Racial reconciliation has been a major topic of public conversation in recent days. A series of shootings of unarmed black men at the hands of police, along with the negative rhetoric from national political leaders has sparked the most serious debate on this topic probably since the Civil Rights era of the 1960’s. Yet, this issue is not a new one. Since the founding of America, the injustice that has been suffered by minorities especially African Americans is an issue that has plagued our society for more than 250 years. The founders of this nation laid the groundwork for the ideal that “all men are created equal and endowed by their Creator with certain unalienable rights…”(see the Declaration of Independence). However, this ideal of equality was not originally enshrined in the Constitution when, in 1789 black men were counted as three-fifths of a person when counting slaves for the purpose of representation in Congress (see Article 1, Section 2 of the U.S. Constitution). Although this nation has come a long way to ensure the equal rights of all citizens (see Amendment 13 and Amendment 24 of the U.S. Constitution), there is still a long way to go. But how do we get there? As followers of Christ, we are called to be different and show the light of Christ in a world that is full of darkness. Yet, lamentably many times it is Christians who are part of the problem. So, how do we get there? This is what pastor Mark Vroegop discusses in his new book Weep With Me: How Lament Opens a Door for Racial Reconciliation (Crossway, 2020).
          While it is true that no one living today is guilty of owning slaves (referring to American chattel slavery from the colonial period to the antebellum period. A discussion of modern day slavery and sex-trafficking is outside the purview of this review), it is true that we can be guilty of the sin of racism and prejudice. We can also recognize and lament the atrocities of slavery and Jim Crow laws in American history. Speaking primarily to Christians of the majority culture (white/Caucasian), Vroegop discusses how learning to lament can bring reconciliation between Christians in majority and minority culture. Vroegop argues that lament can bring about reconciliation because it allows us to identify with plight and pain of others. Drawing from Romans 12:15-16, he encourages majority culture Christians to lament the racial injustices, not only of the past, but what is currently happening in our culture in an effort to understand and fellowship with brothers and sisters in Christ from minority culture.
          The book is broken up into three sections.
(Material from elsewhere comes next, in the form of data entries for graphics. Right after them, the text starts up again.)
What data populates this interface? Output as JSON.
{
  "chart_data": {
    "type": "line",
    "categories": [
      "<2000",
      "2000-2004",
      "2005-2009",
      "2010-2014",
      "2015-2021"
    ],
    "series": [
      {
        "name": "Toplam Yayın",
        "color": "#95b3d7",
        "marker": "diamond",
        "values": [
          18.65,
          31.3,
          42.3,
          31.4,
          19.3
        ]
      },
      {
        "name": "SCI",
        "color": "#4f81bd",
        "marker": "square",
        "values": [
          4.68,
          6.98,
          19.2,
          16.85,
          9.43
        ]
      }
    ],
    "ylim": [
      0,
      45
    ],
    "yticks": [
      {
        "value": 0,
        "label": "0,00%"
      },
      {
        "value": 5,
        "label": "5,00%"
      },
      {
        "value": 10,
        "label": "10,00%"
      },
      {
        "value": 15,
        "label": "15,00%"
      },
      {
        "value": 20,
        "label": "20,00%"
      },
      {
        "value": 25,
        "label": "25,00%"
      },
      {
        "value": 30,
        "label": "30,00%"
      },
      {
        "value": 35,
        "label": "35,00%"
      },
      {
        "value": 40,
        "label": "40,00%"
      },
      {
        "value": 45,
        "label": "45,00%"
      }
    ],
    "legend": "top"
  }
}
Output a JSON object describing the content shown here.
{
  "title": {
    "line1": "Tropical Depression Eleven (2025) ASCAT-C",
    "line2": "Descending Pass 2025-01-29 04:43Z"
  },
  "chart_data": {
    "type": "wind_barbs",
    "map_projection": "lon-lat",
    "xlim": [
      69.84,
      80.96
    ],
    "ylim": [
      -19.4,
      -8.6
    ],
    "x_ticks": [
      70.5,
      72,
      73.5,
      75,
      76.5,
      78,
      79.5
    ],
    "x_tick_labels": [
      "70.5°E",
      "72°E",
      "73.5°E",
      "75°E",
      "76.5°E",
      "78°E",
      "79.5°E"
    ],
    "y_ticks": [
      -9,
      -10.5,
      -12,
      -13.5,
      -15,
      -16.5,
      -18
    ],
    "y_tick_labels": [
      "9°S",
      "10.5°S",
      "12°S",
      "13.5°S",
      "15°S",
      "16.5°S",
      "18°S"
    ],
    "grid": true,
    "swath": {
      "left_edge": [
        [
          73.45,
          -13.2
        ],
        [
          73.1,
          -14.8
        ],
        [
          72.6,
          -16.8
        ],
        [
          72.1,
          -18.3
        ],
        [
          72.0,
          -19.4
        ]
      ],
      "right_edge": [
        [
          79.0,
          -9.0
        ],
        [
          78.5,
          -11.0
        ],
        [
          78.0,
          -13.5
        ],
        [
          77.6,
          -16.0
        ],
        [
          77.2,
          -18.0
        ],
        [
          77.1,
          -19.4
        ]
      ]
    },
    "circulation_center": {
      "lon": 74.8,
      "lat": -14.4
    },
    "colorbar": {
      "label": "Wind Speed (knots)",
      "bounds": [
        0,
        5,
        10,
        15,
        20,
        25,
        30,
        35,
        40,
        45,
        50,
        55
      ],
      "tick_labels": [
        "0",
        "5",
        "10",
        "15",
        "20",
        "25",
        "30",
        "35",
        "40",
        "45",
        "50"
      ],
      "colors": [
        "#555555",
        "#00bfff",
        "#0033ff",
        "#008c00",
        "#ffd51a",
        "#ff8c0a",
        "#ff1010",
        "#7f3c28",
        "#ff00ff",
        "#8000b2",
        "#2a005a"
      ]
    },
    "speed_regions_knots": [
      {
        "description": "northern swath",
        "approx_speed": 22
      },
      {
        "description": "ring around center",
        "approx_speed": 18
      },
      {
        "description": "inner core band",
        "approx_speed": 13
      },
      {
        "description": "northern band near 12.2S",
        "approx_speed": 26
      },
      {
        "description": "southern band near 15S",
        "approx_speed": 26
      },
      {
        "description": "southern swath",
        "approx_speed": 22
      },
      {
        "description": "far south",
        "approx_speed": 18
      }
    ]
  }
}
Part one provides a history of lament both biblically and historically. Lament is the spiritual discipline of making a complaint before the Lord, but resting one’s hope in God alone to act. Vroegop shows the journey of lament through American history by the use of spirituals (laments set to music for the purpose of corporate singing), which give hope to many in the African American community. Part two is aimed primarily at Christians of majority culture. In this section of the book he shows how lament can allow people from majority culture to “weep with those who weep,” which by the power of the Holy Spirit can change hearts and attitudes towards people with whom we do not share the same experience. For many in majority culture, lament is not something that is often experienced. In part three, Vroegop speaks to believers who are in minority culture. His charge to them is to keep lamenting and speaking out on the issue of racial reconciliation. It is through the experience of people in minority culture that members of majority culture can learn and grow. As Christians from both majority and minority culture cultivate relationships and truly seek reconciliation, God is glorified and church is edified. It is only through the power of the gospel that true reconciliation can occur.
          I would recommend Weep With Me to all believers, especially to those from majority culture. It is a great resource that will exhort you to weep with those who weep and lament the tragedies that occur in our culture. The questions at the end of each chapter lend to both group and individual study. Although, this is a resource that is best discussed with fellow believers in a discipleship setting. The prayers of lament at the end of each chapter also provide a great template for the spiritual discipline of lament. More churches and individual believers need to learn the practice of lament as a way to identify with brothers and sisters from minority culture.

          Post Script: Weep With Me is a very timely resource. The release date for this publication could not have come at a better time. Just a few moths prior, the nation exploded in protest over the death of George Floyd in Minneapolis. People in majority culture tended to become apathetic and shrug it off, while people in minority culture wondered if real change will ever occur. Unfortunately this is often the way believers in Christ respond as well. Yet, the response from believers in Christ should be one of lament. We pray alongside the hurting and look to the Lord as our only hope for change. As believers, we are called to weep with those who weep until the day that all is made new by the power of gospel.

Editor’s Note: This book was received from the publisher in exchange for an honest review.